Il s’agissait d’un texte assez technique et sans vision. Il s’organisait autour de trois axes : une série de mesures pour rendre les obligations de quitter le territoire français (OQTF) plus efficaces, avec l’inscription des immigrés illégaux au fichier des personnes recherchées, la suspension pour eux des aides sociales (comme le RSA ou les APL) ainsi que de l’accès au logement social ; un examen de français pour les titres de séjour valables plusieurs années (mais dont le niveau fixé était très bas et sur lequel on a appris que l’échec audit examen ne serait pas synonyme de refus de titre) ; enfin, la création d’un titre de séjour « métiers en tension », afin de sortir de l’illégalité les travailleurs des secteurs en manque de main-d’œuvre (ce qui revient à une régularisation de fait de travailleurs sans papiers). En résumé, il s’agissait d’un texte très éloigné de ce que seraient des réponses adaptées à l’ampleur et à la profondeur du problème migratoire français. Un peu de sévérité affichée, beaucoup de laxisme assumé : le « en même temps » irresponsable et insouciant que nous connaissons depuis cinq ans.

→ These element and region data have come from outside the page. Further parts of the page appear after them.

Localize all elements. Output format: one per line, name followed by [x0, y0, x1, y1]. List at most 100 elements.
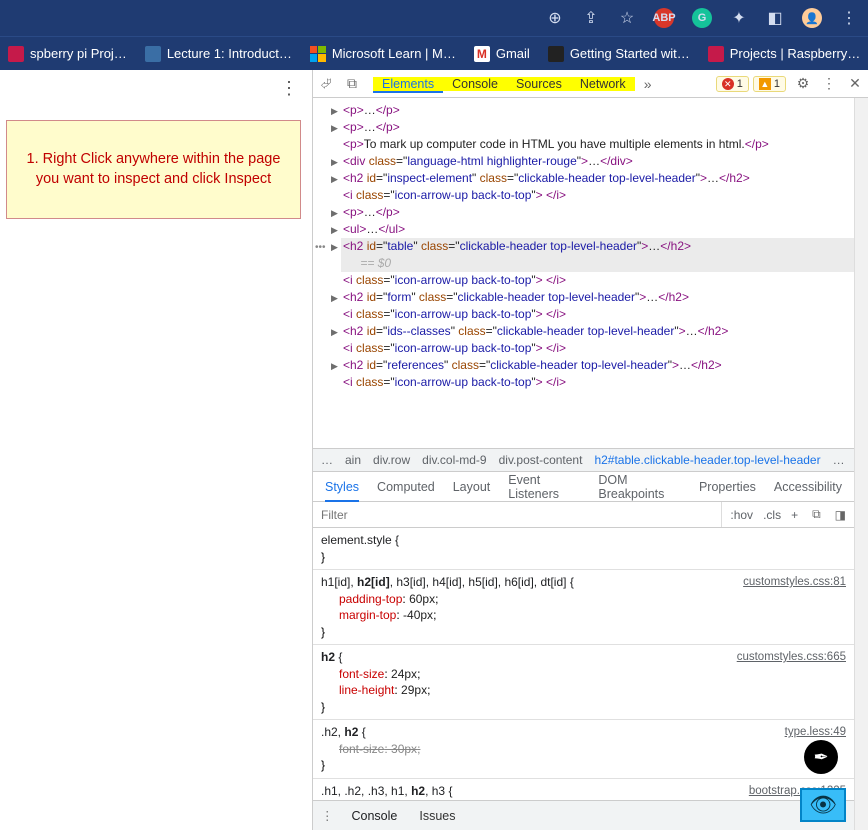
breadcrumb-item[interactable]: div.post-content [499, 453, 583, 467]
expand-triangle-icon[interactable]: ▶ [331, 120, 338, 137]
devtools-tab-sources[interactable]: Sources [507, 77, 571, 91]
element-node[interactable]: <i class="icon-arrow-up back-to-top"> </… [341, 306, 854, 323]
rule-source-link[interactable]: customstyles.css:81 [743, 574, 846, 591]
device-toggle-icon[interactable]: ⧉ [339, 75, 365, 92]
expand-triangle-icon[interactable]: ▶ [331, 171, 338, 188]
drawer-tab-console[interactable]: Console [352, 809, 398, 823]
css-rule[interactable]: customstyles.css:81h1[id], h2[id], h3[id… [313, 570, 854, 645]
element-node[interactable]: <p>To mark up computer code in HTML you … [341, 136, 854, 153]
styles-pane[interactable]: element.style {}customstyles.css:81h1[id… [313, 528, 854, 800]
breadcrumb-item[interactable]: … [833, 453, 845, 467]
expand-triangle-icon[interactable]: ▶ [331, 324, 338, 341]
bookmark-item[interactable]: Lecture 1: Introduct… [145, 46, 292, 62]
element-node[interactable]: ▶<h2 id="ids--classes" class="clickable-… [341, 323, 854, 340]
css-property[interactable]: padding-top: 60px; [321, 591, 846, 608]
devtools-tab-console[interactable]: Console [443, 77, 507, 91]
more-tabs-icon[interactable]: » [635, 76, 661, 92]
expand-triangle-icon[interactable]: ▶ [331, 103, 338, 120]
eye-tool-widget[interactable]: 👁 [800, 788, 846, 822]
element-node[interactable]: ▶<p>…</p> [341, 102, 854, 119]
computed-toggle-icon[interactable]: ⧉ [806, 507, 827, 522]
element-node[interactable]: <i class="icon-arrow-up back-to-top"> </… [341, 272, 854, 289]
css-property[interactable]: margin-top: -40px; [321, 607, 846, 624]
bookmark-item[interactable]: spberry pi Proj… [8, 46, 127, 62]
filter-btn[interactable]: .cls [763, 508, 781, 522]
subtab-event-listeners[interactable]: Event Listeners [508, 473, 580, 501]
filter-btn[interactable]: :hov [730, 508, 753, 522]
element-node[interactable]: <i class="icon-arrow-up back-to-top"> </… [341, 374, 854, 391]
filter-btn[interactable]: + [791, 508, 798, 522]
sidebar-toggle-icon[interactable]: ◨ [827, 508, 854, 522]
element-node[interactable]: ▶<h2 id="references" class="clickable-he… [341, 357, 854, 374]
element-node[interactable]: ▶<p>…</p> [341, 204, 854, 221]
element-node[interactable]: ▶<ul>…</ul> [341, 221, 854, 238]
zoom-icon[interactable]: ⊕ [546, 9, 564, 27]
drawer-menu-icon[interactable]: ⋮ [321, 808, 334, 823]
element-node[interactable]: ▶<h2 id="inspect-element" class="clickab… [341, 170, 854, 187]
share-icon[interactable]: ⇪ [582, 9, 600, 27]
expand-triangle-icon[interactable]: ▶ [331, 358, 338, 375]
element-node[interactable]: ▶<p>…</p> [341, 119, 854, 136]
devtools-tab-network[interactable]: Network [571, 77, 635, 91]
dom-breadcrumbs[interactable]: … ain div.row div.col-md-9 div.post-content h… [313, 448, 854, 472]
bookmark-star-icon[interactable]: ☆ [618, 9, 636, 27]
expand-triangle-icon[interactable]: ▶ [331, 154, 338, 171]
close-devtools-icon[interactable]: ✕ [842, 75, 868, 92]
css-rule[interactable]: customstyles.css:665h2 {font-size: 24px;… [313, 645, 854, 720]
subtab-layout[interactable]: Layout [453, 480, 491, 494]
rule-source-link[interactable]: type.less:49 [785, 724, 846, 741]
element-node[interactable]: <i class="icon-arrow-up back-to-top"> </… [341, 340, 854, 357]
devtools-menu-icon[interactable]: ⋮ [816, 75, 842, 92]
element-node[interactable]: <i class="icon-arrow-up back-to-top"> </… [341, 187, 854, 204]
element-node[interactable]: ▶<h2 id="form" class="clickable-header t… [341, 289, 854, 306]
drawer-tab-issues[interactable]: Issues [419, 809, 455, 823]
pen-tool-widget[interactable]: ✒ [804, 740, 838, 774]
breadcrumb-item[interactable]: div.col-md-9 [422, 453, 486, 467]
expand-triangle-icon[interactable]: ▶ [331, 205, 338, 222]
bookmark-label: Projects | Raspberry… [730, 46, 861, 61]
styles-filter-input[interactable] [313, 503, 721, 527]
bookmark-item[interactable]: Projects | Raspberry… [708, 46, 861, 62]
subtab-styles[interactable]: Styles [325, 472, 359, 502]
subtab-accessibility[interactable]: Accessibility [774, 480, 842, 494]
abp-extension-icon[interactable]: ABP [654, 8, 674, 28]
breadcrumb-item[interactable]: h2#table.clickable-header.top-level-head… [594, 453, 820, 467]
favicon-icon [8, 46, 24, 62]
profile-avatar-icon[interactable]: 👤 [802, 8, 822, 28]
bookmark-item[interactable]: Microsoft Learn | M… [310, 46, 456, 62]
devtools-tab-elements[interactable]: Elements [373, 77, 443, 93]
page-menu-icon[interactable]: ⋮ [280, 78, 298, 99]
warning-count-badge[interactable]: ▲1 [753, 76, 786, 92]
page-viewport[interactable]: ⋮ 1. Right Click anywhere within the pag… [0, 70, 312, 830]
settings-gear-icon[interactable]: ⚙ [790, 75, 816, 92]
css-rule[interactable]: bootstrap.css:1225.h1, .h2, .h3, h1, h2,… [313, 779, 854, 801]
inspect-element-icon[interactable]: ⮰ [313, 75, 339, 92]
expand-triangle-icon[interactable]: ▶ [331, 222, 338, 239]
browser-menu-icon[interactable]: ⋮ [840, 9, 858, 27]
elements-tree[interactable]: ▶<p>…</p>▶<p>…</p><p>To mark up computer… [313, 98, 854, 448]
subtab-computed[interactable]: Computed [377, 480, 435, 494]
breadcrumb-item[interactable]: div.row [373, 453, 410, 467]
css-property[interactable]: line-height: 29px; [321, 682, 846, 699]
rule-source-link[interactable]: customstyles.css:665 [737, 649, 846, 666]
css-rule[interactable]: type.less:49.h2, h2 {font-size: 30px;} [313, 720, 854, 779]
expand-triangle-icon[interactable]: ▶ [331, 239, 338, 256]
bookmark-item[interactable]: Getting Started wit… [548, 46, 690, 62]
sidepanel-icon[interactable]: ◧ [766, 9, 784, 27]
element-node[interactable]: ▶<div class="language-html highlighter-r… [341, 153, 854, 170]
subtab-dom-breakpoints[interactable]: DOM Breakpoints [598, 473, 681, 501]
breadcrumb-item[interactable]: ain [345, 453, 361, 467]
css-property[interactable]: font-size: 30px; [321, 741, 846, 758]
error-count-badge[interactable]: ✕1 [716, 76, 749, 92]
css-property[interactable]: margin-top: 20px; [321, 799, 846, 800]
css-property[interactable]: font-size: 24px; [321, 666, 846, 683]
subtab-properties[interactable]: Properties [699, 480, 756, 494]
expand-triangle-icon[interactable]: ▶ [331, 290, 338, 307]
scrollbar[interactable] [854, 98, 868, 830]
css-rule[interactable]: element.style {} [313, 528, 854, 570]
bookmark-item[interactable]: MGmail [474, 46, 530, 62]
extensions-puzzle-icon[interactable]: ✦ [730, 9, 748, 27]
element-node[interactable]: •••▶<h2 id="table" class="clickable-head… [341, 238, 854, 272]
grammarly-extension-icon[interactable]: G [692, 8, 712, 28]
breadcrumb-item[interactable]: … [321, 453, 333, 467]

Que faut-il penser de cette création d’un titre de séjour « métiers en tension » ?
Vous avez raison de vous y arrêter car cette proposition symbolise à elle seule l’impuissance et les facilités technocratiques qui font toute la politique de cet exécutif. Rappelons que, selon l’Insee, les immigrés représentent 17,3 % des chômeurs alors qu’ils représentent 10,6 % de la population active et qu’en 2019 le taux de chômage des étrangers (15,7 %) était deux fois plus élevé que celui des personnes de nationalité française (7,8 %). Ces éléments suffisent à condamner la création d’un titre de séjour « métiers en tension ».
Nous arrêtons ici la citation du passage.